I would call last week's announcement that open-source software platform provider Red Hat was acquiring open-source middleware provider JBoss an example of the rise of a new "power couple" -- OSS and SOA.
Charles Babcock, writing in InformationWeek the other day, adds some new perspective to the transaction, noting that the $350-million deal could quickly lose value if Red Hat doesn't fill in key missing software pieces to the platform-middleware stack the two companies represent. And, he adds, success depends upon "if the pair can gain ground fast enough to avoid being trampled by that other powerhouse with a penchant for open source, IBM. And if Red Hat can meld in a startup company built by a controlling CEO and a prideful bunch of programmers."
And the scale of the acquisition is small in comparison to the market. To add some perspective, Babcock points out that Red Hat made $278 million last year; JBoss is on track to make $80 million this year. IBM middleware generated $2.7 billion in revenue last year.
IBM makes more in two months from just middleware than the Red Hat/JBoss "powerhouse" makes in a year. But in the long run, will that matter? Comparing open-source revenues to commercialized product revenues is, well, apples to oranges.
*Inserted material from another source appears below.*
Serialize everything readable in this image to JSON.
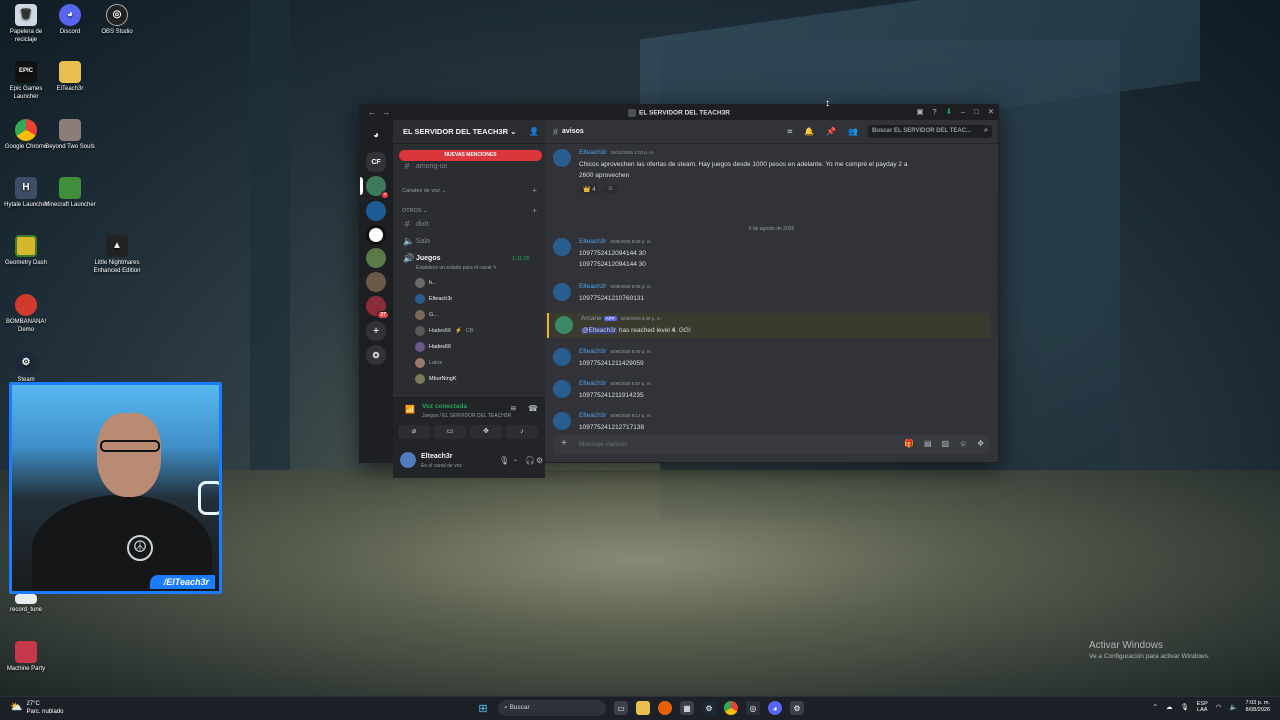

Implementations do count, and both Red Hat and JBoss do have some of the largest names in the corporate world as customers, and Red Hat is a closely allied business partner with IBM.
The world is quickly moving in the direction of commodity software stacks that are supported by diverse collaborative communities, and can be quickly assembled or disassembled as business needs require. This breaks in favor of OSS-SOA combos such as Red Hat/JBoss.
Of course, IBM understands this, too, as does BEA.